Ruggedness: If your business sells outdoor gear or a small selection of goods, this can be the right brand personality for you. Contractions are normal and more than acceptable in this situation. Avoid burdening your consumer with lengthy justifications. Use clear wording that your customer will find appealing. Say “How can I help you” instead of “How may I aid you?” Keep your tone simple. When in doubt, get ideas from Ernest Hemingway.
- Be Specific “Customers will eventually choose a rival who makes them feel better about doing business with them if they are made to feel like they are outsiders,” says this statement. — Shep Hyken, author of The Amazement Revolution and The Cult of the Customer.
You’ve identified your brand and are working to make your chat scripts and email signatures more effective. Before you go too far, though, remember to incorporate the one quality that is absolutely essential for every brand: efficacy.
Your customer service language must be precise as a result. Its goal is to be extremely helpful in addition to promoting the overall company brand. What does that actually imply to you, practically speaking?
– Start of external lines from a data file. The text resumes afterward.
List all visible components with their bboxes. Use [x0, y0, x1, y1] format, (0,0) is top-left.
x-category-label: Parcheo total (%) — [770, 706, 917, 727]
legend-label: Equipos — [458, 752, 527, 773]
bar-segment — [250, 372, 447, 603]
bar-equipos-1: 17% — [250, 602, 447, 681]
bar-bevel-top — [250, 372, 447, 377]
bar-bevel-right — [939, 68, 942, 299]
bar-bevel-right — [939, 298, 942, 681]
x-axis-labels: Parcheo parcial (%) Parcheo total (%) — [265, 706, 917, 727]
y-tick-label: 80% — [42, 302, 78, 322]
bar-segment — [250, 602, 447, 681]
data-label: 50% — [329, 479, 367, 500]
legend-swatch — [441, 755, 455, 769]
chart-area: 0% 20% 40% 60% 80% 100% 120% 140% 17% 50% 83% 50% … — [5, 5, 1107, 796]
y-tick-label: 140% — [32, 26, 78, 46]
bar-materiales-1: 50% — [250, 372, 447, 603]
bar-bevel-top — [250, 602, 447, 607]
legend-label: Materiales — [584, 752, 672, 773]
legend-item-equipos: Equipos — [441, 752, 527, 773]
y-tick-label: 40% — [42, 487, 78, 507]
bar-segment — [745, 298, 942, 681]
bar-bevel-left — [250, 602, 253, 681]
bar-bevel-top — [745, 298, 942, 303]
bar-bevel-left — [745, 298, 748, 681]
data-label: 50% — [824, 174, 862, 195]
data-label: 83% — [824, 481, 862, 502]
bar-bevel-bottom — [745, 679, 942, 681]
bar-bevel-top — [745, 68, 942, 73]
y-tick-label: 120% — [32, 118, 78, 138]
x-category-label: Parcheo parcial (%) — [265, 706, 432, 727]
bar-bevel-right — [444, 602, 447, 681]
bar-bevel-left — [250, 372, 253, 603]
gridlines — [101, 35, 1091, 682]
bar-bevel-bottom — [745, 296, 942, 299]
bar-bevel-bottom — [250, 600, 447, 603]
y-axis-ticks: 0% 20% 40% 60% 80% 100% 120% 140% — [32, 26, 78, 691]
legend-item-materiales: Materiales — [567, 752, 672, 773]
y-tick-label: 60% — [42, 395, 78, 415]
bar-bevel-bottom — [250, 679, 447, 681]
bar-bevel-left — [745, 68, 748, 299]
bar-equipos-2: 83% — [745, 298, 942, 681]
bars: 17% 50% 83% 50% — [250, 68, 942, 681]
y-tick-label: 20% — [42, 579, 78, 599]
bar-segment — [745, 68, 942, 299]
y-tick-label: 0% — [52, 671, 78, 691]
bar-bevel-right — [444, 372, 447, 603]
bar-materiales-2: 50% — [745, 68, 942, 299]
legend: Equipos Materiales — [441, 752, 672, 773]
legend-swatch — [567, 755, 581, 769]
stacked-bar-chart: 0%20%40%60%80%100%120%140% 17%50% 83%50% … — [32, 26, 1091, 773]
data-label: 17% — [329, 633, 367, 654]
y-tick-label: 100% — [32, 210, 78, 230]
Think about the following:
Navigational vocabulary: Think about things from your consumers’ point of view when they ask where to find particular features or pages on your website. How do they view the website from their position, and how, if at all, does it differ from the agent’s? then provide detailed instructions. Use key words such as beneath, above, next to, in the corner, menu, toggle, browser, and so on. For instance, you wouldn’t want to respond, “Click on the shopping cart icon,” when a consumer inquires about how to examine the contents of their shopping basket. The phrase “Navigate your cursor above the red, 50% off banner” would be preferable. Do you notice the icon for a shopping basket in the top right corner?
Promotional details: Make sure to provide clients with all the details they require regarding a sale. Customers should also be informed of the qualifying items, the time the deal expires, and the time zone in addition to the specifics of the promotion. Never mention a sale that is 50% off today. Instead, saying, “Today, we are providing 50% off selected winter items, would be more useful. After 11:59 EST, the promotion expires. If you have any inquiries concerning the purchase, please let me know.
Using a person’s name when speaking to them makes them feel validated, according to Dale Carnegie, author of How to Win Friends and Influence People. Throughout your interaction, use their name multiple times to let them know that you are speaking to them personally and that you value their business. Additionally, exploit their past interactions with customers to build a strong rapport. For instance, “How did you like the coat you purchased last month? Are you staying warm this winter with it? Customers may feel cherished and remembered.
You want clients to associate your business with “excellent” customer service, no matter whatever brand attributes you choose to highlight in live chat terminology. When in doubt, speak in a way that shows you’re willing to work through even the most difficult issues. In the end, a helpful business gains more customer loyalty than a “cool” or “smart” one that can’t solve customers’ problems.